NEW ALBANY — A New Albany musician offers a global perspective on the world of classical music in an upcoming radio show that will air to international audiences.
Thai-American cellist, composer and cross-cultural researcher Jon Silpayamanant is the host of BBC Radio 3’s upcoming ‘World of Classical’, a three-part program which kicks off this weekend. He is an Adjunct Professor of Cello in the Department of Music at Indiana University Southeastern.
The program “traces the evolution of global trends through different musical cultures”. In addition to hosting, Silpayamanant also wrote the show’s script.
The hour-long episodes each include 45 minutes of music. Throughout the show, he discusses the history of classical music around the world and delves into issues such as colonialism and slavery.
“It’s about the music and me making connections between types of music,” he said.
Silpayamanant said classical music has often focused on Western culture and he wants to see a shift towards a more holistic approach.
“Classical music has been written all over the world for centuries, but we never hear of the symphony from South America or the cantata from South Africa or the opera written in the Philippines,” said he declared. “But these have been there for as long as they have been in Europe because of colonization.”
Silpayamanant was born in Thailand, but grew up in New Albany and graduated from New Albany High School. He studied cello performance at DePauw University.
He eventually returned to New Albany and began teaching at IUS, where he teaches in the music department and the arts institute at IUS School of Arts and Letters.

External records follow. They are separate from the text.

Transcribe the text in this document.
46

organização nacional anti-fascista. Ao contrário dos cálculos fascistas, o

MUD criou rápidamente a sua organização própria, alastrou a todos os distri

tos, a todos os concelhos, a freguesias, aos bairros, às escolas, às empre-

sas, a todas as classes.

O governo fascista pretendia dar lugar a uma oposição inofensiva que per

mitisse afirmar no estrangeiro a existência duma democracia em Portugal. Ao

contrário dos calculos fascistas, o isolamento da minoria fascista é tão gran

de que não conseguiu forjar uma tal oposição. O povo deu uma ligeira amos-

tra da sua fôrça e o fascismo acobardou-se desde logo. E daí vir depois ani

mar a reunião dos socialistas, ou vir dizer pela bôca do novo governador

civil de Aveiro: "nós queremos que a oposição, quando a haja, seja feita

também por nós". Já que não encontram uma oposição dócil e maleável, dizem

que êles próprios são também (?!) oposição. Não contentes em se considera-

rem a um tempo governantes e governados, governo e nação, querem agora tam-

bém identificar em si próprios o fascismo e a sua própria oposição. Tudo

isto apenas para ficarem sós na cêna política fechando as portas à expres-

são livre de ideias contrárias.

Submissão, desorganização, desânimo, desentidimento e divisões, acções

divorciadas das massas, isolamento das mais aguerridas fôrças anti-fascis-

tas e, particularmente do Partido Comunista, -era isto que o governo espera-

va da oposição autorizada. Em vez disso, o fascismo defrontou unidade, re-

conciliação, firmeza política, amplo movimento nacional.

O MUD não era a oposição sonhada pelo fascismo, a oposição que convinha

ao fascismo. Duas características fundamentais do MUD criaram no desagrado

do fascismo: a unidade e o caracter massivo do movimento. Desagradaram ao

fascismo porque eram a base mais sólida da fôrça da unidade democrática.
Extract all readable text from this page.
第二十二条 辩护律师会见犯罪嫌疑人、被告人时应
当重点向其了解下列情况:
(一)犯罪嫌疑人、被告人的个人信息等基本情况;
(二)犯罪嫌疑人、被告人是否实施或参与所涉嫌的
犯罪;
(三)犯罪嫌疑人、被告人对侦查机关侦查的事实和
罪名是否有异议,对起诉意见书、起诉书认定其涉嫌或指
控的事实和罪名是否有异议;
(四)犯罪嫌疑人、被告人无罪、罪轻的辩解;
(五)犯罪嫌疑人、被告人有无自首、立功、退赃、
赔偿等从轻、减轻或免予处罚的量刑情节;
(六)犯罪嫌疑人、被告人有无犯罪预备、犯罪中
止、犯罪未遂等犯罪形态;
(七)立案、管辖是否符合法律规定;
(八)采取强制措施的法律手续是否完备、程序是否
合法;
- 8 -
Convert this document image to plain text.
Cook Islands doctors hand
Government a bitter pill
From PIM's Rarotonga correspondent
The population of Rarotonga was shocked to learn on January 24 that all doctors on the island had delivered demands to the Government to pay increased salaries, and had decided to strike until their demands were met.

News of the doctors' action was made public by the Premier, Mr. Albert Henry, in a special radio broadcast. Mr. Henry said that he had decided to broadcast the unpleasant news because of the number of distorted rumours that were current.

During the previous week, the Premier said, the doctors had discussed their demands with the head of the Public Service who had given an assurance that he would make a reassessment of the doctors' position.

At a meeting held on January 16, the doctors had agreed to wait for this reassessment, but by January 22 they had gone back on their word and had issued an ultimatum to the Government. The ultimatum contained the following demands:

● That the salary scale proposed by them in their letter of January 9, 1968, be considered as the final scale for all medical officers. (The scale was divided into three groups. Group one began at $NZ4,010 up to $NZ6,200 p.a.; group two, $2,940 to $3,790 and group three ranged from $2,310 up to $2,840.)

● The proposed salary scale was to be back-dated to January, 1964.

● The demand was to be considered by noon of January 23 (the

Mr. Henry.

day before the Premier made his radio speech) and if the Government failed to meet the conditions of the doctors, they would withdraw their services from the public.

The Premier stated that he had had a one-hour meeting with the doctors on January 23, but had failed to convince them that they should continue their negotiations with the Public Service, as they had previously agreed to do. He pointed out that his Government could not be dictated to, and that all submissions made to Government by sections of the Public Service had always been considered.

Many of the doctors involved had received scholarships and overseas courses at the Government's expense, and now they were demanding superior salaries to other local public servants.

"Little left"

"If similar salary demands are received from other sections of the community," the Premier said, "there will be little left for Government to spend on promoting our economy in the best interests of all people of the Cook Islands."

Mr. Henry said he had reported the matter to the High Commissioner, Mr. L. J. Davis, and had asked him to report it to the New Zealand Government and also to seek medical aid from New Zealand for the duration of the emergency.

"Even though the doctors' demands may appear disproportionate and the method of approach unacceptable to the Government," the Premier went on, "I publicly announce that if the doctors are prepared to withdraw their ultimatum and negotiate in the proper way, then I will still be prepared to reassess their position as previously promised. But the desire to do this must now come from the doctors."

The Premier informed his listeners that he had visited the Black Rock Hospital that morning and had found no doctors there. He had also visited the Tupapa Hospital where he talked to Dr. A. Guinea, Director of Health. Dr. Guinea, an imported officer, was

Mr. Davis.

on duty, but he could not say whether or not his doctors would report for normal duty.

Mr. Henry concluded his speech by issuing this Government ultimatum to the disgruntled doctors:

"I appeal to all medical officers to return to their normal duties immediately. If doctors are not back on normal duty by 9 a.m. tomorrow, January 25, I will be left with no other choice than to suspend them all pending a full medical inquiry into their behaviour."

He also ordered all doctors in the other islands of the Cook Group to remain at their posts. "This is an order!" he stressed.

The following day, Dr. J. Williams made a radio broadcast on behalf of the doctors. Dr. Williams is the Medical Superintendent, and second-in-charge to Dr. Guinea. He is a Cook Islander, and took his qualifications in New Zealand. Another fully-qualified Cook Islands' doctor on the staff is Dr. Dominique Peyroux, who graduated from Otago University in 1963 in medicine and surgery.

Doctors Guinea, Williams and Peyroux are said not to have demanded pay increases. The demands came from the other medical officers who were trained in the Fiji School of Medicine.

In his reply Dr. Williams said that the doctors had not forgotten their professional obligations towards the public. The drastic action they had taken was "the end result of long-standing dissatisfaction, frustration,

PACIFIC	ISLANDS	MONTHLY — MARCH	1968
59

He has been composing regularly since 2004 and performs with several local bands in the Louisville area. He is the founder of the Saw Peep Intercultural Orchestra and a member of the new music group A/Tonal.
In his work, he studied the history of different styles of music around the world. Another musician was originally in consideration for the BBC Radio 3 program but when he couldn’t make the show the musician recommended Silpayamanant for ‘World of Classical’.
The radio show will kick off on Sunday with an episode called “Pious Voices and Plucked Strings.” This episode focuses on early music and the development of music notation, which varied across different cultures ranging from European countries to Ethiopia.
“It’s about scoring as a global phenomenon, because obviously other cultures have developed their own scoring systems, and it’s not just a purely Western thing,” he said.
The second episode, titled “Courtly Dances, Imperial Advances,” will air on July 17. He will talk about how patronage, empires and colonialism have shaped the creation and performance of classical music. For example, the episode includes court music from Italy, Thailand, and Japan.
“It’s all these different types of court music that have a very different form from the church music of the earlier period,” Silpayamanant said.
The third episode, “Nationhood and New Sounds,” focuses on the evolution of concert music and the cultural exchange of music around the world and will air on July 24. He talks about artists such as Wolfgang Amadeus Mozart and Claude Debussy, as well as ensembles and musical forms developed in places like the Balkans and Zanzibar.
“Part of it has to do with modeling oneself on Western orchestras or ensembles,” he said. “Some of them emerged because of their own traditions that emerged.”
One of the musicians he highlights in “World of Classical” is Siti binti Saad, a singer from Zanzibar who pioneered a genre called taarab that blended Arabic styles with East African drumming. ‘East.
Silpayamanant was also interviewed on another BBC radio show called “Classical Commonwealth” about the role of classical music in the British Commonwealth and British colonies, and a follow-up will be broadcast in the coming weeks, he said. he declares.
“It was a learning experience, because radio production is a very different experience than producing live music or even producing recorded music,” he said.
He said he appreciated the opportunity to showcase “wonderful music from around the world”.
“These composers have been around for centuries – we just haven’t focused on them,” Silpayamanant said.